John G. Oakeshott
- Oakeshott in 2010

= John G. Oakeshott =

Australian biologist and geneticist

John Graham Oakeshott is an Australian evolutionary biologist and molecular geneticist known for his work on molecular adaptation, insecticide resistance, Drosophila genetics, insect genomics and enzyme-based bioremediation. Oakeshott served as a Chief Scientist in the Division of Entomology of the Commonwealth Scientific and Industrial Research Organisation (CSIRO), Australia.

Oakeshott was elected a Fellow of the Australian Academy of Technological Sciences and Engineering (FTSE) in 2006 and a Fellow of the Australian Academy of Science (FAA) in 2010.

== Education and career ==

Oakeshott received his PhD in genetics from the University of Adelaide in 1979 for his thesis, Relations between environmental and genetic variation in Drosophila melanogaster.

He lead CSIRO Entomology's biotechnology programs, overseeing advances in enzyme technologies for pesticide and toxin bioremediation, along with gene and diagnostic technologies, and biopesticides.

Oakeshott also served on Australian federal committees for gene-technology regulatory committees, serving for nearly two decades during the introduction of transgenic cotton in Australia.

== Research ==

=== Evolutionary genetics and molecular adaptation ===

Oakeshott researched the genetic and biochemical mechanisms of evolutionary adaption. His early work on geographic variation in Drosophila melanogaster enzyme polymorphisms advanced understanding the molecular basis of adaptation.

=== Insecticide resistance ===

Oakeshott has elucidated the molecular mecahnism of insecticide resistance in Australian sheep blowfly, Lucilia cuprina. He studied how changes in insect esterases can alter enzyme function and confer resistance to organophosphorus insecticides. In 1997, Oakeshott and colleagues reported in the Proceedings of the National Academy of Sciences of the United States of America that a single amino-acid substitution in a carboxylesterase could convert the enzyme into an organophosphorus hydrolase and confer insecticide resistance in blowfly.

=== Biotechnology and bioremediation ===

Oakeshott's research on microbial and enzymatic degradation of pesticides and other synthetic chemicals, linked enzyme function and evolution with applications in environmental biotechnology.

At CSIRO Entomology, Oakeshott was a key contributor to the development of Landguard, an enzyme-based technology created in collaboration with Orica Watercare to treat organophosphate pesticide residues from contaminated waters. In 2006, Landguard received a DuPont Innovation Award in the Food, Agricultural Production and Marketing category. In 2007, Orica Watercare's Remediation business received the Technology and Innovation Award at the Agribusiness Awards for Excellence for the Landguard^{TM} technology.

=== Insect genomics ===

Oakeshott has also contributed to comparative genomics of major agriculturally pests. In 2017, he co-authored a study comparing the genomes of the cotton ballworm (Helicoverpa armigera) and the corn ballworm (Helicoverpa zea) identifying genomic features linked to their broad host ranges, adaptability, and the capacity to evolve pesticide resistance.

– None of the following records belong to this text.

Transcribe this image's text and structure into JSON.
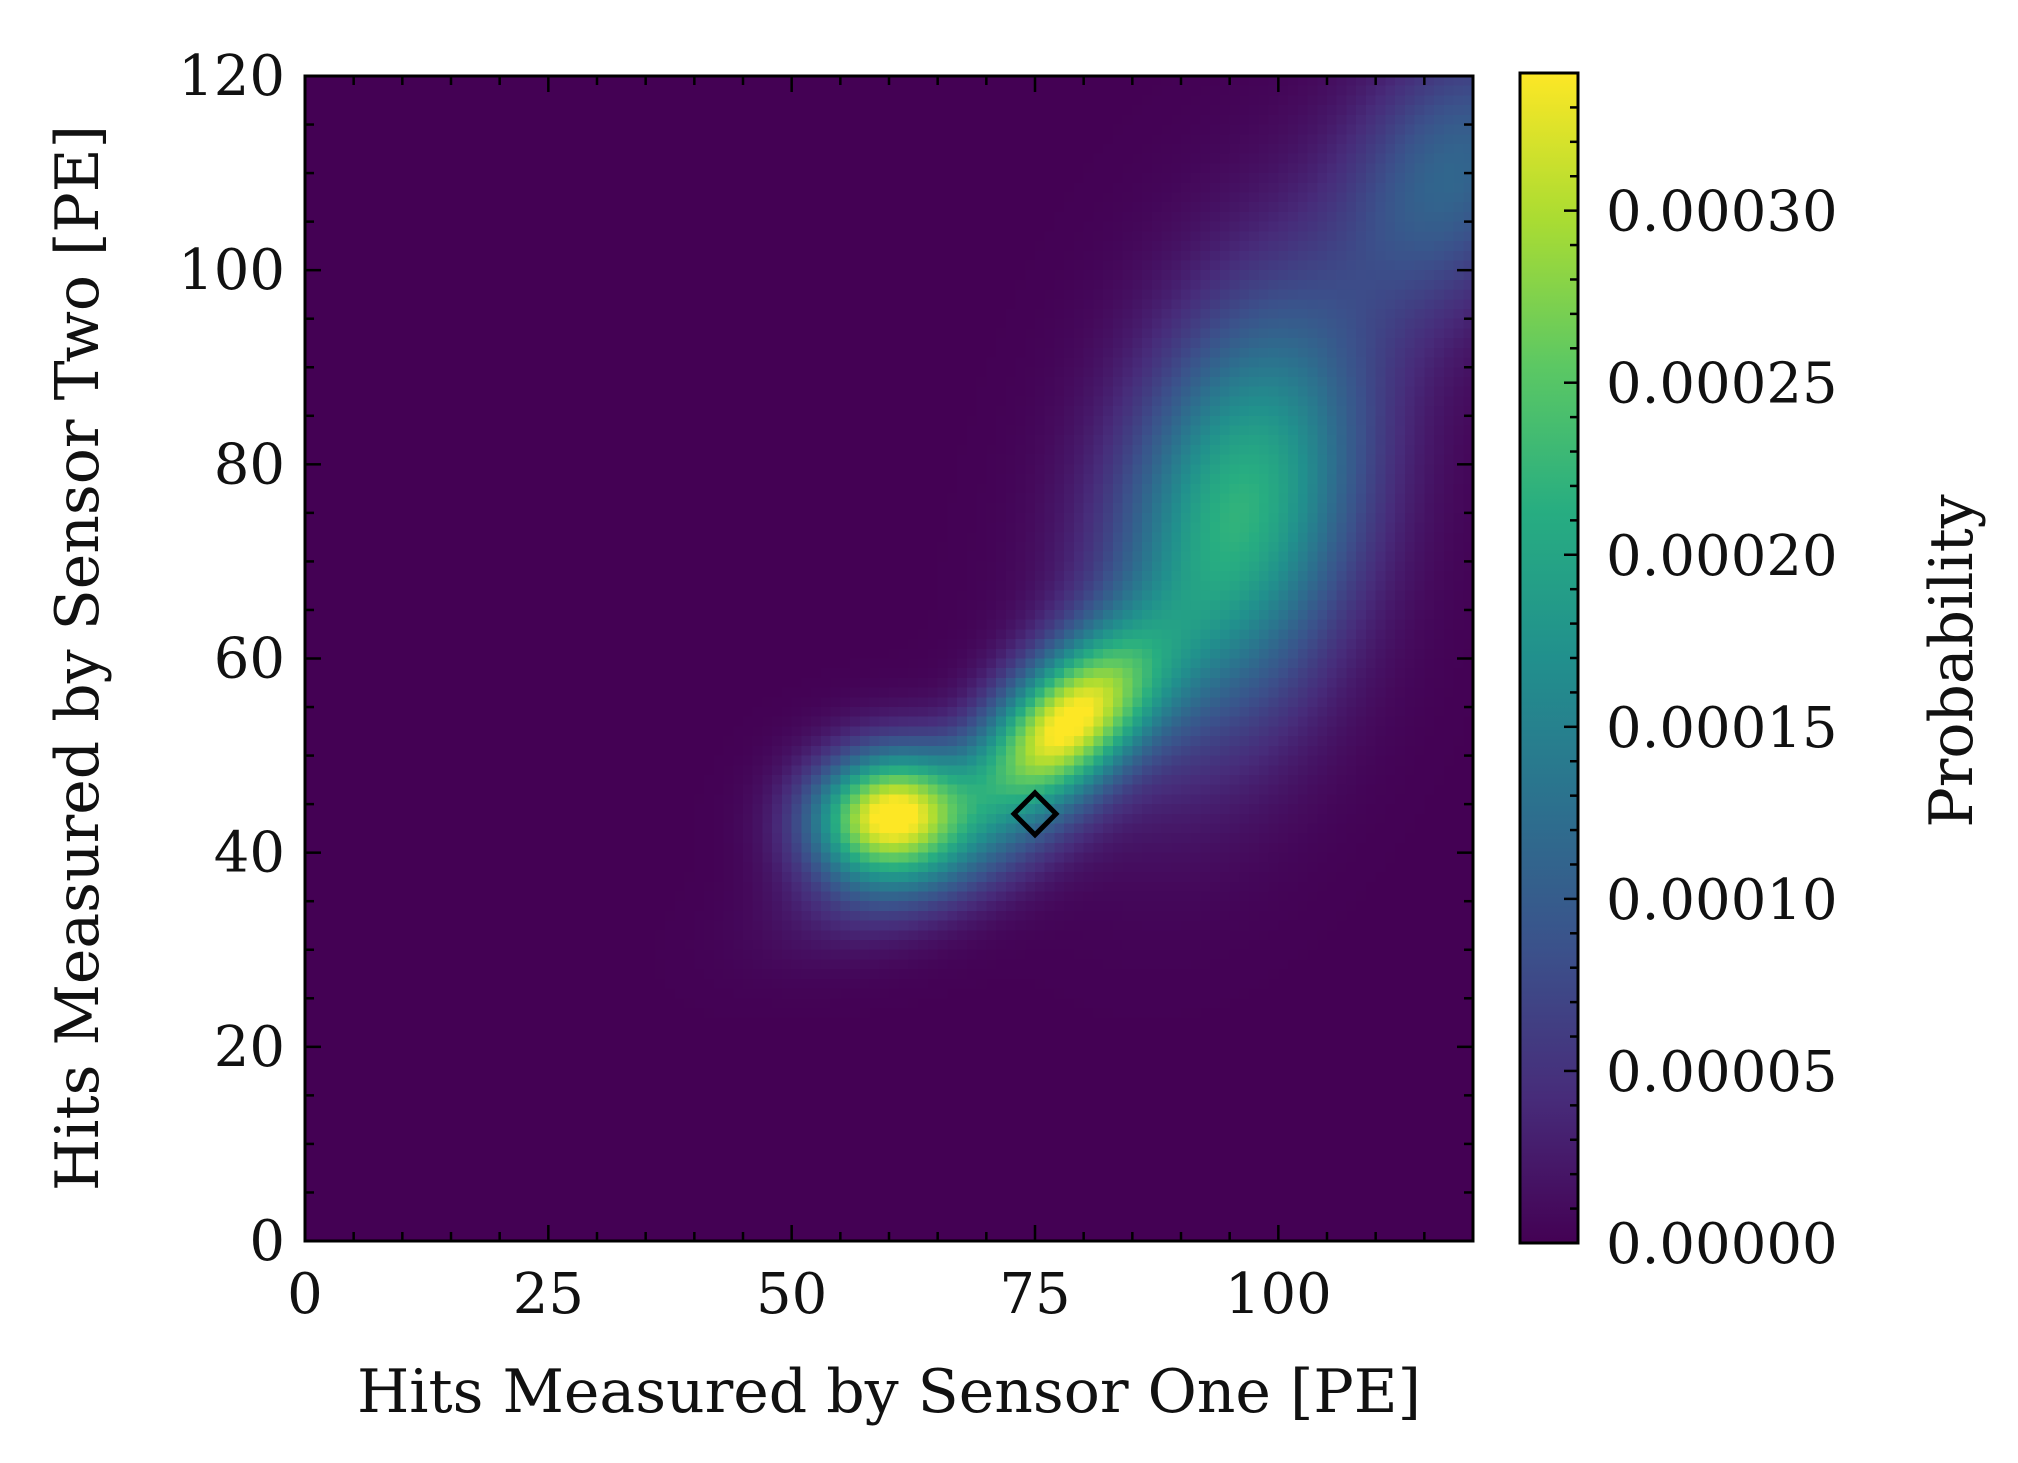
{
  "chart_data": {
    "type": "heatmap",
    "title": "",
    "xlabel": "Hits Measured by Sensor One [PE]",
    "ylabel": "Hits Measured by Sensor Two [PE]",
    "xlim": [
      0,
      120
    ],
    "ylim": [
      0,
      120
    ],
    "x_ticks": [
      0,
      25,
      50,
      75,
      100
    ],
    "y_ticks": [
      0,
      20,
      40,
      60,
      80,
      100,
      120
    ],
    "colormap": "viridis",
    "colorbar": {
      "label": "Probability",
      "range": [
        0,
        0.00034
      ],
      "ticks": [
        0,
        5e-05,
        0.0001,
        0.00015,
        0.0002,
        0.00025,
        0.0003
      ],
      "tick_labels": [
        "0.00000",
        "0.00005",
        "0.00010",
        "0.00015",
        "0.00020",
        "0.00025",
        "0.00030"
      ]
    },
    "grid": false,
    "density_components": [
      {
        "x": 60,
        "y": 44,
        "sx": 5.5,
        "sy": 4.5,
        "rho": 0.1,
        "peak": 0.00034
      },
      {
        "x": 78,
        "y": 53,
        "sx": 6.5,
        "sy": 6.5,
        "rho": 0.55,
        "peak": 0.00033
      },
      {
        "x": 96,
        "y": 75,
        "sx": 9,
        "sy": 15,
        "rho": 0.3,
        "peak": 0.00022
      },
      {
        "x": 118,
        "y": 110,
        "sx": 8,
        "sy": 10,
        "rho": 0.3,
        "peak": 0.00011
      },
      {
        "x": 64,
        "y": 38,
        "sx": 9,
        "sy": 5,
        "rho": 0.55,
        "peak": 6e-05
      }
    ],
    "marker": {
      "x": 75,
      "y": 44,
      "shape": "diamond",
      "color": "#000000"
    }
  }
}
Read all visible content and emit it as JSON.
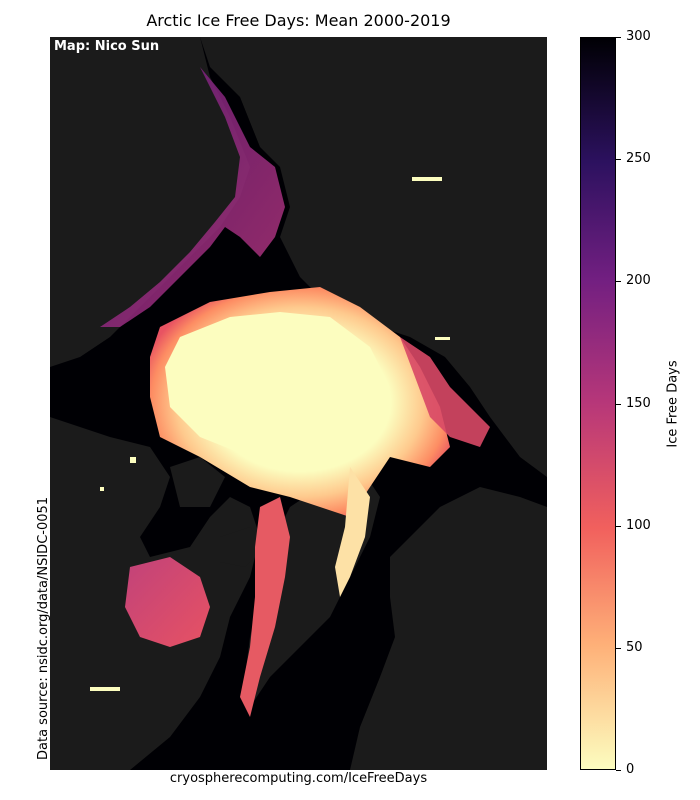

== Honours and recognition ==

Oakeshott was elected a Fellow of the Australian Academy of Technological Sciences and Engineering in 2006 for his contributions to biotechnology, including enzyme technologies for bioremediation, gene and enzyme technologies, diagnostic technologies and biopesticides.

Oakeshott was elected a Fellow of the Australian Academy of Science fin 2010 or his work on Drosophila enzyme polymorphisms, insecticide resistance in blowflies, bacterial degradation of persistent organic pollutants, gene-technology regulation and enzyme-based pesticide bioremediation.